Dear Ms. Smartphone: Friends of mine have a private airplane and they impress on me the importance of the ‘black box’ that can record errors or mechanical failures. I don’t have an airplane, but curious if cars need their own version of a black box. This got me thinking I would install a web camera in my own car, a Toyota Prius. It’s not a black box but it could notify me if anything went wrong. Do you think that a web camera in the car is a good idea? Gerard, Berkeley
Dear Gerard: My first reaction is that pedestrians and bikers are going to demand their own versions of a black box and mount webcams on their forehead. When they travel they are at far greater risk than drivers! Then we all be in court disputing one another rather than enjoying the open road.
But, on second thought, the web camera in a car can be a good idea, even if you are not at risk of an accident. Today police vehicles, commercial vehicles, and fleets use them because they help monitor conditions in the field. It’s less commonly known that some high-end vehicles like the Tesla Y also have these cameras installed. One of my family members was surprised, but then delighted to discover that his vehicle had a webcam with loop recording. Police alerted him to this hidden camera after the front-end of his vehicle was damaged by flying debris. The webcam helped identify the culprit, a driver in a rogue pick up truck. About 11 to 12 percent of auto accidents in the US involve hit and run drivers (or debris) and the webcam can help you with the identities.
Front, Rear, & Social:
Hopefully you will not be in that situation and can use your webcam for more amusing purposes. One of them would be to post eclectic and novel footage to Instagram or Reddit. A site on Instagram social media that always brings a smile is called @Bad Prius Drivers. Just a note of caution here before you use the web cam for social media. Most people make an attribution error and assume that they are good drivers but other people behind the wheel are not as capable. It’s best to install a camera that does dual-purpose, both front and rear -end views. Rear end accidents are the most frequently occurring type of collision, accounting for about 29 percent of all crashes and resulting in a substantial number of injuries and fatalities each year. Not something you learn about on the Instagram site.

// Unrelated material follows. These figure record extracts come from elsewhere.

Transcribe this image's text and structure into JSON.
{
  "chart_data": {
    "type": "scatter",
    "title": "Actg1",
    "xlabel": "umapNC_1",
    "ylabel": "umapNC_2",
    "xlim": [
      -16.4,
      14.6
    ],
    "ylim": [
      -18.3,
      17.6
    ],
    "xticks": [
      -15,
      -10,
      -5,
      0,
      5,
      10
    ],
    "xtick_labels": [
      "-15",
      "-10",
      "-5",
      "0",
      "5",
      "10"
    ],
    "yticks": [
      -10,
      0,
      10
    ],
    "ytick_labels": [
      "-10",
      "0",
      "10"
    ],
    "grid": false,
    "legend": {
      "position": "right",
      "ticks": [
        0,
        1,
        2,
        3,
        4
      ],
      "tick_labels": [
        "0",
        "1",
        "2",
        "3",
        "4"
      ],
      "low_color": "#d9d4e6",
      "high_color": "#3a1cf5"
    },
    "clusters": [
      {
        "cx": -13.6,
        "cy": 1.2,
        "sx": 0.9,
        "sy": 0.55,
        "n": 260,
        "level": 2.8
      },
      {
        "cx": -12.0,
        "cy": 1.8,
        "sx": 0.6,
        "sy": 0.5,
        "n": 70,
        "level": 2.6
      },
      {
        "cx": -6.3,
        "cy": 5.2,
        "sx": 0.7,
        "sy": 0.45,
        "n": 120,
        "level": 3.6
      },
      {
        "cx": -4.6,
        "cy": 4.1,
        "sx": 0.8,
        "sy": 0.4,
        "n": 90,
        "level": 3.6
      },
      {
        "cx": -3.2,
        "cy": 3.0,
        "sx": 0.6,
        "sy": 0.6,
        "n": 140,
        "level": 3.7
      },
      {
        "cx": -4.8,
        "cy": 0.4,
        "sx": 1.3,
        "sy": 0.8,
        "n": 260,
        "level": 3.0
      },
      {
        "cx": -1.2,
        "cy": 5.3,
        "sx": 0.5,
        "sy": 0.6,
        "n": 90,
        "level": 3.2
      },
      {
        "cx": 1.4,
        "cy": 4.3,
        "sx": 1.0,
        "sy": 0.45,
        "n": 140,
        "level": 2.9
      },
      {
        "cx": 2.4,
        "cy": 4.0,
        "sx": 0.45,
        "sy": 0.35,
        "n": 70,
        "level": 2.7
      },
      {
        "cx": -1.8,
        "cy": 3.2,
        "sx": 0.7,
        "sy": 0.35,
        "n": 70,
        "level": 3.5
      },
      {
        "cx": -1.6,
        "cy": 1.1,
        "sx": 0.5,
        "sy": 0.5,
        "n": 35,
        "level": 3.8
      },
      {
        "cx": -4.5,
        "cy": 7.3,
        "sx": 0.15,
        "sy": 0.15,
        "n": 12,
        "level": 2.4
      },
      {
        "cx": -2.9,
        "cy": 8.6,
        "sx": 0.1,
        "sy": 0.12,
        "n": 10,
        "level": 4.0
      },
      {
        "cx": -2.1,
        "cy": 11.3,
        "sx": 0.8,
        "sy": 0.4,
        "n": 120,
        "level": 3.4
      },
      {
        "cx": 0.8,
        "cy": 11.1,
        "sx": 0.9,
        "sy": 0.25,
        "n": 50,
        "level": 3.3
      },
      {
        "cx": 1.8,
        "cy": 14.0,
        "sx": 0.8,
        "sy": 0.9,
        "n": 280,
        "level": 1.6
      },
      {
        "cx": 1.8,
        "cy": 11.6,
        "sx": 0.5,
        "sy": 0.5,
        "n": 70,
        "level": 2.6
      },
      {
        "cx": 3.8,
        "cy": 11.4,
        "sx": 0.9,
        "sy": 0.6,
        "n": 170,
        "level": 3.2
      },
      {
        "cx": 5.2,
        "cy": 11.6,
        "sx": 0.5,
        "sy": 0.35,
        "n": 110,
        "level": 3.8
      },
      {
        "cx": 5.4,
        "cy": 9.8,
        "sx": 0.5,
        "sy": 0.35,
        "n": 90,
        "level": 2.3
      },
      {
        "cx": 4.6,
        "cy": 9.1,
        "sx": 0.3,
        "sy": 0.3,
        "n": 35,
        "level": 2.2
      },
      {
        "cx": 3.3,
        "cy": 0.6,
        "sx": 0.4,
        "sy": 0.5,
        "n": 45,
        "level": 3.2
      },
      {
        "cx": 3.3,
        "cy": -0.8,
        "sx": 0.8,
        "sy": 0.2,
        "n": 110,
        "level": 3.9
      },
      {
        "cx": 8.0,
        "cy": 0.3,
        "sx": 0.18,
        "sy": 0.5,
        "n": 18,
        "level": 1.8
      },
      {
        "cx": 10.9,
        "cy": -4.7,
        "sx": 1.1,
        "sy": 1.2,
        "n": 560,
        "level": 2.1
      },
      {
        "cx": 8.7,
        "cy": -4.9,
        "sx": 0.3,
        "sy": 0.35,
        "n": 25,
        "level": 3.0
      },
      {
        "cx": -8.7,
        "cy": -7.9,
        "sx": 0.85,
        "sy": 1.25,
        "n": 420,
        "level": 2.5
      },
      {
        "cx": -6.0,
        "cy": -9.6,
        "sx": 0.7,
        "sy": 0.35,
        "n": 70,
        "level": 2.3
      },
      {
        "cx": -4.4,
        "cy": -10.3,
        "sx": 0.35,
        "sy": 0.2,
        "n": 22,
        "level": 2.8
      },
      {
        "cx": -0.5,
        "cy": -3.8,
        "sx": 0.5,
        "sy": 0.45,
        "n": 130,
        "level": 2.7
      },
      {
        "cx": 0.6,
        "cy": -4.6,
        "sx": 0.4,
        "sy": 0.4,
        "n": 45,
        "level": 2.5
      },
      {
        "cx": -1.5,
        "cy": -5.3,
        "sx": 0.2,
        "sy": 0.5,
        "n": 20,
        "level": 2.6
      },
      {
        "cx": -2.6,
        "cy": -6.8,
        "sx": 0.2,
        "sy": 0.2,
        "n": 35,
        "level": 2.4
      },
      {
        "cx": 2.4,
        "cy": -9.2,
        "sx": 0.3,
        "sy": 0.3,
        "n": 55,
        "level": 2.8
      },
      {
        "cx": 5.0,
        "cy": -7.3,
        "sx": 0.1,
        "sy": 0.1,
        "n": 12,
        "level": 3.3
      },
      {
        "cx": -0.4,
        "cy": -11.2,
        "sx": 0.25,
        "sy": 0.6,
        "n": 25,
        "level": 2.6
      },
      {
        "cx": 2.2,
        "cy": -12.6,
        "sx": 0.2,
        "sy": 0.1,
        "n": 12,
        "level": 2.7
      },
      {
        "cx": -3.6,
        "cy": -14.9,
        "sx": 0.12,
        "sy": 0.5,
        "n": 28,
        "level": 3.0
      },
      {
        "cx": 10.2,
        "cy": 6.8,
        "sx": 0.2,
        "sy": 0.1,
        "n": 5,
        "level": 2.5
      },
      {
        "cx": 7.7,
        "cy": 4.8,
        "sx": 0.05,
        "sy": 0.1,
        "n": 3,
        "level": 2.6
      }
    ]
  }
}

If your idea of entertainment is more data minded you can also use the webcam to good purpose and learn about the wild life. In a transportation paper that sampled 96 moose-vehicle collisions, researchers analyzed the webcam footage in a novel way. They measured the effects of road conditions, weather, moose behavior and driver response. They developed a useful statistical model and have some helpful conclusions should you encounter a a near-miss with a moose (hint: vehicle slows).
Perhaps you will not encounter a moose, but be prepared to drive in a car with a webcam relatively soon. As vehicles get increasingly automated and closer to autonomous, webcams are going to become as essential as black boxes are to airplanes. Cameras enable these cars to interpret road conditions and send them to a computer for processing. These cameras, unlike the ones that you install in your car today, will send data back and forth and completely track your journey. Today’s webcam is resident within your vehicle and presumably has an on -and- off switch for privacy.